Write our quintics as $x^5+a_0x^4 + \dots + a_4$, with $a_i \in \Bbb Z$. Write $$f(N) := \frac{\text{# of solvable quintics with } |a_i| < N}{(2N+1)^5}.$$ Robert Israel's answer to the linked question gives some data that supports our intuition that yes, the solvable quintics are in fact extremely rare. Do we indeed have $\lim_{N \to \infty} f(N) = 0$? Are there known nice asymptotics for $f(N)$?

Answer 1

We can in fact give a stronger result:

Let $P_N$ denote the set of monic polynomials of degree $n > 0$ in $\mathbb{Z}[x]$ whose coefficients all have absolute value $< N$. S. D. Cohen gave in The distribution of Galois groups of integral polynomials (Illinois J. of Math., 23 (1979), pp. 135-152) asymptotic bounds for the ratio in the above limit, and reformulating his statement with some trivial algebra gives (at least asymptotically) that $$\frac{\#\{p \in P_N : \text{Gal}(p) \not\cong S_n\}}{N^n} \ll \frac{\log N}{\sqrt{N}};$$ note that the limit of the ratio on the right-hand side as $N \to \infty$ is $0$. This implies a fortiori for $n = 5$ that $$\lim_{N \to \infty} \frac{\#\{p \in P_N : \text{Gal}(p) \text{ is solvable}\}}{N^n} = 0,$$ since for quintic polynomials $p$, $\text{Gal}(p)$ is unsolvable iff $\text{Gal}(p) \cong A_5$ or $\text{Gal}(p) \cong S_5$.
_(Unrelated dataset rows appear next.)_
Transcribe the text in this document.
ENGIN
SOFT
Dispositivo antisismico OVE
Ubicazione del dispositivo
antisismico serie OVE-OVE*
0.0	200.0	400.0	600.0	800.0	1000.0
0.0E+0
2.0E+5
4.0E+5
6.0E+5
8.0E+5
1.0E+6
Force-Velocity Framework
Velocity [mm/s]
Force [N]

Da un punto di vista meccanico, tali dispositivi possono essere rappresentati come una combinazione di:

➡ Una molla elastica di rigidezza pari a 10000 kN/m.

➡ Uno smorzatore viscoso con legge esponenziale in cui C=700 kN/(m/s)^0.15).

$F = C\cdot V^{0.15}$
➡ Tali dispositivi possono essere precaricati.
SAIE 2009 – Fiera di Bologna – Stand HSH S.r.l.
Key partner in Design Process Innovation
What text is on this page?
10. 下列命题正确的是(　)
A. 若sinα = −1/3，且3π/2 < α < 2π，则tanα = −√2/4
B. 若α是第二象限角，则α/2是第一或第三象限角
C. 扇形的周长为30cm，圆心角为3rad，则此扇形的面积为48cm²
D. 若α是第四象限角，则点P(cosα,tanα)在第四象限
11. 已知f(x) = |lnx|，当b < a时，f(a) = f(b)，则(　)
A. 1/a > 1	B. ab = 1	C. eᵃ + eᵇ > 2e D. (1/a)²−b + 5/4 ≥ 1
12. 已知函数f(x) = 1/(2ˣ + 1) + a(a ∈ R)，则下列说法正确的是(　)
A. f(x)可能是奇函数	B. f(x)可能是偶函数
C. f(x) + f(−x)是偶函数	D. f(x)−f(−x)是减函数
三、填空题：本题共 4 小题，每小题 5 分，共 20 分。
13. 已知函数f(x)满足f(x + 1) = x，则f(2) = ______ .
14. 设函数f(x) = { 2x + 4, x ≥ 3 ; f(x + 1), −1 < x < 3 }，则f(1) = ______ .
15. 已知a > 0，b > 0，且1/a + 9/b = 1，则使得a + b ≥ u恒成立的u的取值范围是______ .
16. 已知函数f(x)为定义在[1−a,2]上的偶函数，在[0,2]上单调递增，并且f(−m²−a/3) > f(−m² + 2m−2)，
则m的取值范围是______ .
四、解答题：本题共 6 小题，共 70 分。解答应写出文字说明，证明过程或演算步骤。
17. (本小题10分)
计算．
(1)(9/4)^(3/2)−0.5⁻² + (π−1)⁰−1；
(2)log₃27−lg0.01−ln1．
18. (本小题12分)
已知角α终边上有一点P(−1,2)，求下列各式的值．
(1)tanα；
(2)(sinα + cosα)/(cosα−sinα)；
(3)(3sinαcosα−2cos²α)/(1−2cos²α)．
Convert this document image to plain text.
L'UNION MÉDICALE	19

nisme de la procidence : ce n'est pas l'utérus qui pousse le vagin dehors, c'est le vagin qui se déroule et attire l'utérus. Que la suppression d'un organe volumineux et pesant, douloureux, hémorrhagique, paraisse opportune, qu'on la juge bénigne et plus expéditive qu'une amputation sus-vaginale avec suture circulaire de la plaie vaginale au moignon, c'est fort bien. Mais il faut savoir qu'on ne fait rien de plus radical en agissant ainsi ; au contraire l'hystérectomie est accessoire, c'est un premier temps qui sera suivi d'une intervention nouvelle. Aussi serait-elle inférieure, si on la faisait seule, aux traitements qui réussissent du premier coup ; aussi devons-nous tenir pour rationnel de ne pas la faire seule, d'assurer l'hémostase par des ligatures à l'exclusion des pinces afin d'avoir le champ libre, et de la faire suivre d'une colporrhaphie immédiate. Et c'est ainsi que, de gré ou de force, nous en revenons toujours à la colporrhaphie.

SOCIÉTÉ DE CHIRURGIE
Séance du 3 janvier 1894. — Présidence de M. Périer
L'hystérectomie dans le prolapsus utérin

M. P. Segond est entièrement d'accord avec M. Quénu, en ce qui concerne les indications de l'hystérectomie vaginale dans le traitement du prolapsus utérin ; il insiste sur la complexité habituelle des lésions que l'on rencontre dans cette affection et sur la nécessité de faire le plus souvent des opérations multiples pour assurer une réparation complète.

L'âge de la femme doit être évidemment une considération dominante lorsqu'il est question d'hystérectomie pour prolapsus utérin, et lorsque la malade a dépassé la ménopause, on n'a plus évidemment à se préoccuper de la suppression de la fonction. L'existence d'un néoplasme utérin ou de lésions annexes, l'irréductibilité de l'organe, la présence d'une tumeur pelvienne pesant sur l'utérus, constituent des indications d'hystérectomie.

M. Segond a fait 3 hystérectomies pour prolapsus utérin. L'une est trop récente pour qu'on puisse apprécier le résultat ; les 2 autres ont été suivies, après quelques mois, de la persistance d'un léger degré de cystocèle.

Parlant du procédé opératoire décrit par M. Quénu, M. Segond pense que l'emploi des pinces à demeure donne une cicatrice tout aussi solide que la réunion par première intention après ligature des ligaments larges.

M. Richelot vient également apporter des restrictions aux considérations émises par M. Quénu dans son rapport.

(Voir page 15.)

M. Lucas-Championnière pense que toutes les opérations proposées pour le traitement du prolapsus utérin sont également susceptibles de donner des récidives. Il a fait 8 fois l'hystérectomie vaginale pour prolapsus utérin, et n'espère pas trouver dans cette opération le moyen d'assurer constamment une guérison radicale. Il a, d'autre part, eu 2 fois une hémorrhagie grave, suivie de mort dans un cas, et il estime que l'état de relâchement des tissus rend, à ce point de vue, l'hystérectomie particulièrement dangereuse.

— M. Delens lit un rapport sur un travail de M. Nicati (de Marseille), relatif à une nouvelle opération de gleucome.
Some similar results were produced a few decades earlier: B. L. van der Waerden showed in Die Seltenheit der Gleichungen mit Affekt, (Mathematische Annalen 109:1 (1934), pp. 13–16) that the above ratio has limit zero (at least when one allows nonmonic polynomials and adjusts the denominator accordingly, which is probably inessential).

For more see this mathoverflow.net question and this old sci.math question. Closely related questions on math.se include Is the Galois group associated to a random polynomial solvable with probability 0? and (my own) How often are Galois groups equal to $S_n$? .

(This answer is more-or-less a duplicate of my answer to the question linked in OP's question.)

Answer 2

We can get a lower bound on the probability by condlsidering Cayley's resolvent for the case of depressed quintics (with the fourth degree term zeroed out). As described here, a depressed quintic

$y^5+py^3+qy^2+ry+s=0$

is guaranteed solvable if the expression

$-p^6+28p^4r-16p^3q^2-176p^2r^2-80p^2qs+224pq^2r-64q^4+400ps^2+320r^3-1600qrs$

equals zero, for then the Cayley resolvent is guaranteed to have zero as the required rational root.

If all coefficients in the depressed quintic are $O(N)$, then the above expression is $O(N^6)$ dominated by the $-p^6$ term. Thus the probability of hotting zero is $O(N^{-6})$ and this must be considered a lower boubd for the probability of the depressed quintic being soluble.

We can improve this bound by reckoning with dimensional consistency. The coefficients $p,q,r,s$ effectively have different units -- $p$ has units of $y^2$, $q$ has units of $y^3$, $r$ and $s$ respectively have unuts of $y^4$ and $y^5$. Thus means the terms in the expression we are targeting for zero remain $O(N^6)$ if

$p=O(N),q=O(N^{1.5}), r=O(N^2),s=O(N^{2.5}).$

For instance, picking the term $+400ps^2$, we get $O(N)[O(N^{2.5})]^2=O(N^6)$. So we have the lower bound:

$\color{blue}{p=O(N),q=O(N^{1.5}), r=O(N^2),s=O(N^{2.5})\implies \text{Probability of solvability}\ge O(N^{-6})}.$